Lecture 2C - R and Keras
Keras sits on top of TensorFlow (and others) and creates a high level abstraction of the underlying TensorFlow programming model.
There are a ton of really nice walk-throughs https://keras.rstudio.com/
The basic elements we will need are:
- data
- model structure
- learning process
- predictions
We are going to walk though 3 analysis:
- simple linear regression
- multiple linear regression
- image recognition
Data – this is common between project types
We need 2-3 buckets of data:
- training data
- used in training
- used in training
- validation data
- used during training to assess training progress
- this is often a X-fold cross validation type of process
- used during training to assess training progress
- testing data
- used after final model is created, OOS estimate of model accuracy
Data – normalization
Generally, we will want to center and scale our data.
- important in optimization methods to reduce dominance of a feature/variable
- important to “highlight” extreme values
Don’t forget the importance of trying to visualize your data.
Keras – build model
Keras uses the concept of layers.

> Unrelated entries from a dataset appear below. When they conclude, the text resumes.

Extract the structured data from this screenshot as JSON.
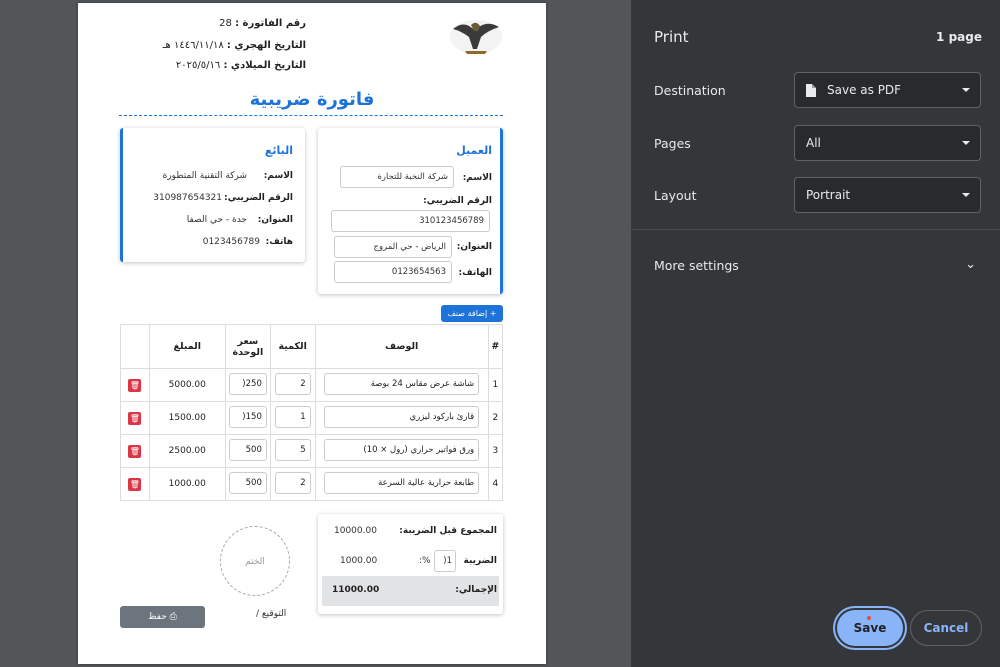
{
  "invoice": {
    "number_label": "رقم الفاتورة :",
    "number_value": "28",
    "hijri_label": "التاريخ الهجري :",
    "hijri_value": "١٤٤٦/١١/١٨ هـ",
    "gregorian_label": "التاريخ الميلادي :",
    "gregorian_value": "٢٠٢٥/٥/١٦",
    "title": "فاتورة ضريبية",
    "client": {
      "heading": "العميل",
      "name_label": "الاسم:",
      "name_value": "شركة النخبة للتجارة",
      "tax_label": "الرقم الضريبي:",
      "tax_value": "310123456789",
      "address_label": "العنوان:",
      "address_value": "الرياض - حي المروج",
      "phone_label": "الهاتف:",
      "phone_value": "0123654563"
    },
    "seller": {
      "heading": "البائع",
      "name_label": "الاسم:",
      "name_value": "شركة التقنية المتطورة",
      "tax_label": "الرقم الضريبي:",
      "tax_value": "310987654321",
      "address_label": "العنوان:",
      "address_value": "جدة - حي الصفا",
      "phone_label": "هاتف:",
      "phone_value": "0123456789"
    },
    "add_item_label": "+ إضافة صنف",
    "table": {
      "headers": [
        "#",
        "الوصف",
        "الكمية",
        "سعر الوحدة",
        "المبلغ",
        ""
      ],
      "rows": [
        {
          "num": "1",
          "desc": "شاشة عرض مقاس 24 بوصة",
          "qty": "2",
          "price": "250(",
          "amount": "5000.00"
        },
        {
          "num": "2",
          "desc": "قارئ باركود ليزري",
          "qty": "1",
          "price": "150(",
          "amount": "1500.00"
        },
        {
          "num": "3",
          "desc": "ورق فواتير حراري (رول × 10)",
          "qty": "5",
          "price": "500",
          "amount": "2500.00"
        },
        {
          "num": "4",
          "desc": "طابعة حرارية عالية السرعة",
          "qty": "2",
          "price": "500",
          "amount": "1000.00"
        }
      ]
    },
    "totals": {
      "subtotal_label": "المجموع قبل الضريبة:",
      "subtotal_value": "10000.00",
      "tax_label": "الضريبة",
      "tax_rate": "1(",
      "tax_percent": "%:",
      "tax_value": "1000.00",
      "total_label": "الإجمالي:",
      "total_value": "11000.00"
    },
    "stamp_label": "الختم",
    "signature_label": "التوقيع /",
    "save_label": "حفظ"
  },
  "print_panel": {
    "title": "Print",
    "page_count": "1 page",
    "destination_label": "Destination",
    "destination_value": "Save as PDF",
    "pages_label": "Pages",
    "pages_value": "All",
    "layout_label": "Layout",
    "layout_value": "Portrait",
    "more_settings": "More settings",
    "save_button": "Save",
    "cancel_button": "Cancel"
  },
  "icons": [
    "logo-eagle",
    "document-icon",
    "chevron-down-icon",
    "trash-icon",
    "save-icon"
  ],
  "colors": {
    "accent": "#1e73d8",
    "delete": "#dc3545",
    "panel_bg": "#35363a",
    "save_button": "#8ab4f8"
  }
}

Here we have a three layers. Fully connected or dense, meaning every node is connected between layers.
model <- keras_model_sequential()
model %>%
layer_flatten(input_shape = c(28, 28)) %>%
layer_dense(units = 128, activation = 'relu') %>%
layer_dense(units = 10, activation = 'softmax')
Activation functions
https://missinglink.ai/guides/neural-network-concepts/7-types-neural-network-activation-functions-right/ https://raw.githubusercontent.com/rstudio/cheatsheets/master/keras.pdf
Activation functions:
1. normalize across neurons within a layer
2. enable non-linearity
3. need to be computationally efficient
4. allow for back propogation
Convolutions, pooling, padding, dropout
Convolutions are filters in the photography sense. The essentially take your input image and create a new image. Often times in image analysis, you will have several convolution layers where you have many filters, so one image may become 16, 32, 64 new filtered images.
These convoluted images can be subject to down sampling, ie pooling, max pooling, or dropout. The image size can also be changed, ie padding to add pixels to the edge of the image.
And just about any other creative thing you can imagine.
Loss function and optimizer
To train, we need a measure of “goodness of fit”, or in the negative sense, loss. In linear regression, we tend to think about MSE. For binary choice or categorical, we need a different measure akin to logistic regression.
\[\begin{equation} H_p(q) = -\frac{1}{N} \sum_{i=1}^{N} y_i \ast log(p(y_i)) + (1-y_i) \ast log(1-p(y_i)) \end{equation}\]
For more than two classes, we arrive at a similar, but more complex equation. For a decent writup, see https://gombru.github.io/2018/05/23/cross_entropy_loss/.
model %>% compile(loss = "mse",
optimizer = optimizer_rmsprop(),
metrics = list("mean_absolute_error"))
model %>% compile(
optimizer = 'adam',
loss = 'sparse_categorical_crossentropy',
metrics = c('accuracy')
)
Keras – run model
hstory <- model %>% fit(train_data,train_labels,
epochs = epochs,
validation_split = 0.2,
verbose = 0,
callbacks = list(print_dot_callback))
test_predictions <- model %>% predict(test_data)